The U.S. Supreme Court will start 2019 by weighing whether to take up an appeal tied to a controversial Osage County wind farm project.
According to court records, Osage Wind LLC v. Osage Minerals Council has been officially scheduled for consideration as part of the Supreme Court’s Jan. 4, 2019, conference.
If at least four justices vote at the conference to grant certiorari, then the case will be scheduled to go before the full Supreme Court.
The conference scheduling order comes one day after attorneys for Osage Wind, Enel Kansas and Enel Green Power North America filed their response to an amicus brief from the Office of the Solicitor General.

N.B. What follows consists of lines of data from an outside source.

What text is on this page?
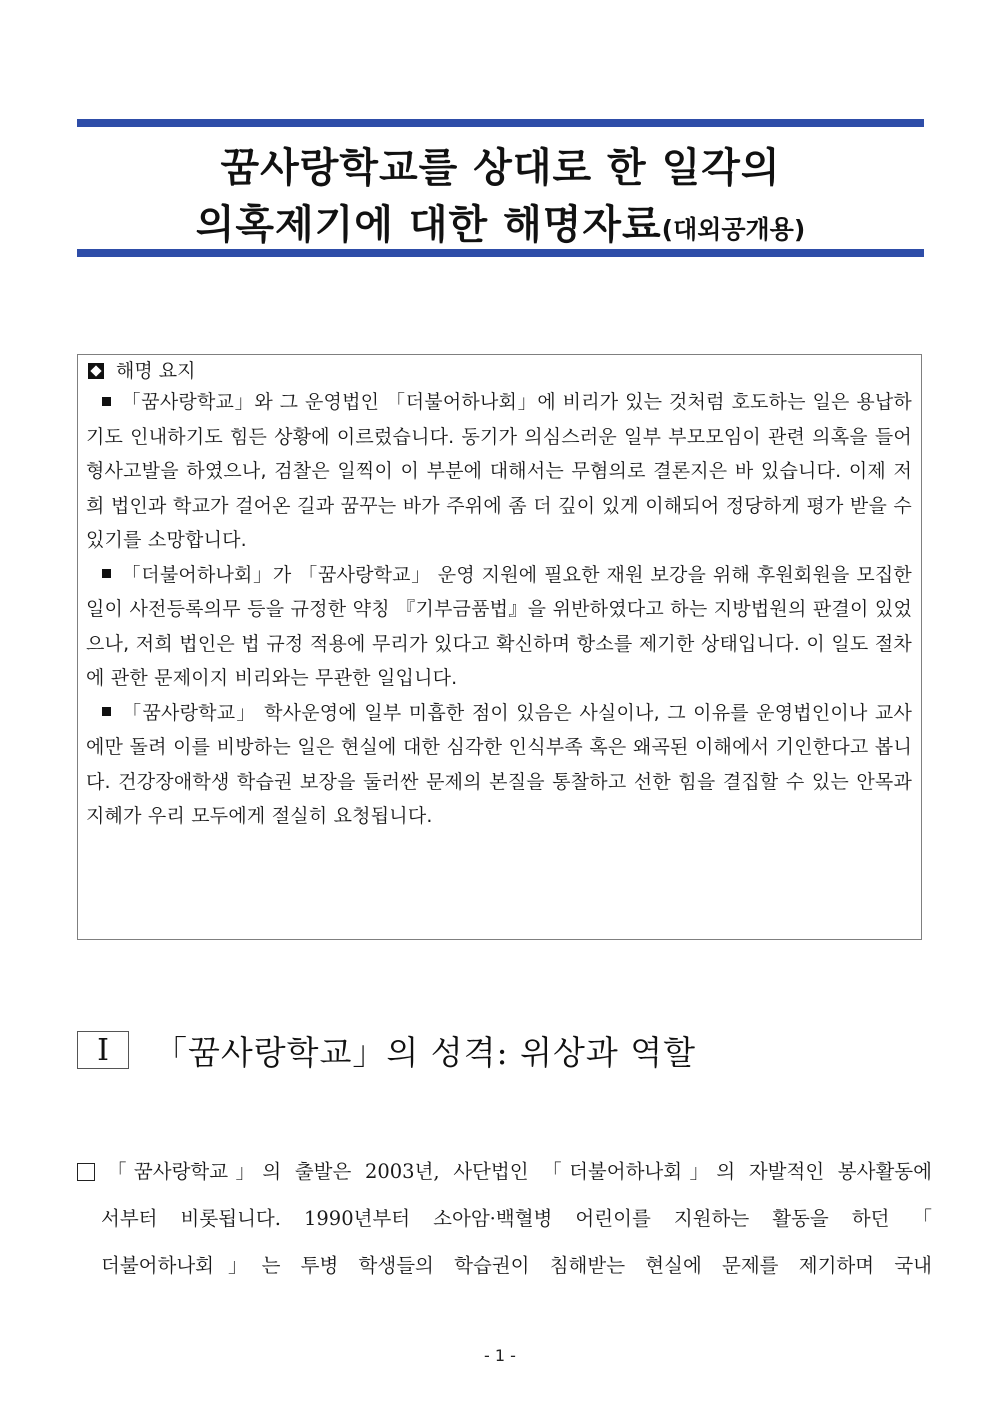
꿈사랑학교를 상대로 한 일각의
의혹제기에 대한 해명자료(대외공개용)
해명 요지
「꿈사랑학교」와 그 운영법인 「더불어하나회」에 비리가 있는 것처럼 호도하는 일은 용납하기도 인내하기도 힘든 상황에 이르렀습니다. 동기가 의심스러운 일부 부모모임이 관련 의혹을 들어 형사고발을 하였으나, 검찰은 일찍이 이 부분에 대해서는 무혐의로 결론지은 바 있습니다. 이제 저희 법인과 학교가 걸어온 길과 꿈꾸는 바가 주위에 좀 더 깊이 있게 이해되어 정당하게 평가 받을 수 있기를 소망합니다.
「더불어하나회」가 「꿈사랑학교」 운영 지원에 필요한 재원 보강을 위해 후원회원을 모집한 일이 사전등록의무 등을 규정한 약칭 『기부금품법』을 위반하였다고 하는 지방법원의 판결이 있었으나, 저희 법인은 법 규정 적용에 무리가 있다고 확신하며 항소를 제기한 상태입니다. 이 일도 절차에 관한 문제이지 비리와는 무관한 일입니다.
「꿈사랑학교」 학사운영에 일부 미흡한 점이 있음은 사실이나, 그 이유를 운영법인이나 교사에만 돌려 이를 비방하는 일은 현실에 대한 심각한 인식부족 혹은 왜곡된 이해에서 기인한다고 봅니다. 건강장애학생 학습권 보장을 둘러싼 문제의 본질을 통찰하고 선한 힘을 결집할 수 있는 안목과 지혜가 우리 모두에게 절실히 요청됩니다.
Ⅰ	「꿈사랑학교」의 성격: 위상과 역할
「꿈사랑학교」의 출발은 2003년, 사단법인 「더불어하나회」의 자발적인 봉사활동에
서부터 비롯됩니다. 1990년부터 소아암·백혈병 어린이를 지원하는 활동을 하던 「
더불어하나회」는 투병 학생들의 학습권이 침해받는 현실에 문제를 제기하며 국내
- 1 -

Earlier in the month, the U.S. Solicitor General’s office filed an amicus brief siding with the Osage Minerals Council and rejecting claims that the council had no standing to intervene in the case. The council filed a last-minute intervention after its federal trustee, the Department of Interior, did not challenge a lower court’s ruling allowing for turbine construction to proceed.
In their response, attorneys representing Osage Wind, Enel Kansas and Enel Green Power North America reiterated their argument that the Minerals Council could have stepped in earlier rather than just rely on the Department of Interior to speak on its behalf.
“OMC could have moved for permissive intervention or could have filed an amicus brief asserting its views,” the attorneys wrote. “OMC could also have moved to intervene in a timely fashion after the adverse judgment when the United States was unwilling to give it assurances that it would proceed with an appeal.”
In a unanimous decision issued in mid-September 2017 and upheld the following month, a three-judge panel with the 10th Circuit Court of Appeals reversed and remanded a 2015 summary judgment from the Northern District Court of Oklahoma that allowed Osage Wind to conduct excavation work in order to set up 84 wind turbines across 8,400 acres without a mining permit from the Bureau of Indian Affairs or approval from the Osage Minerals Council.
In an effort to install the turbine foundations, Osage Wind dug pits measuring 60 feet wide and 30 feet deep. In the process, it excavated more than 60,000 cubic yards of limestone, dolomite and other minerals, ran the smaller chunks through a rock crusher, then returned them to the earth, thus prompting a debate on the definition of “mining.”
Under federal statute, any mining activity conducted in Osage County requires a permit from the BIA. Neither Enel Green Power North America nor its subsidiary, Enel Kansas, obtained one on the grounds that they thought it was not needed.
The Supreme Court case number is 17-1237.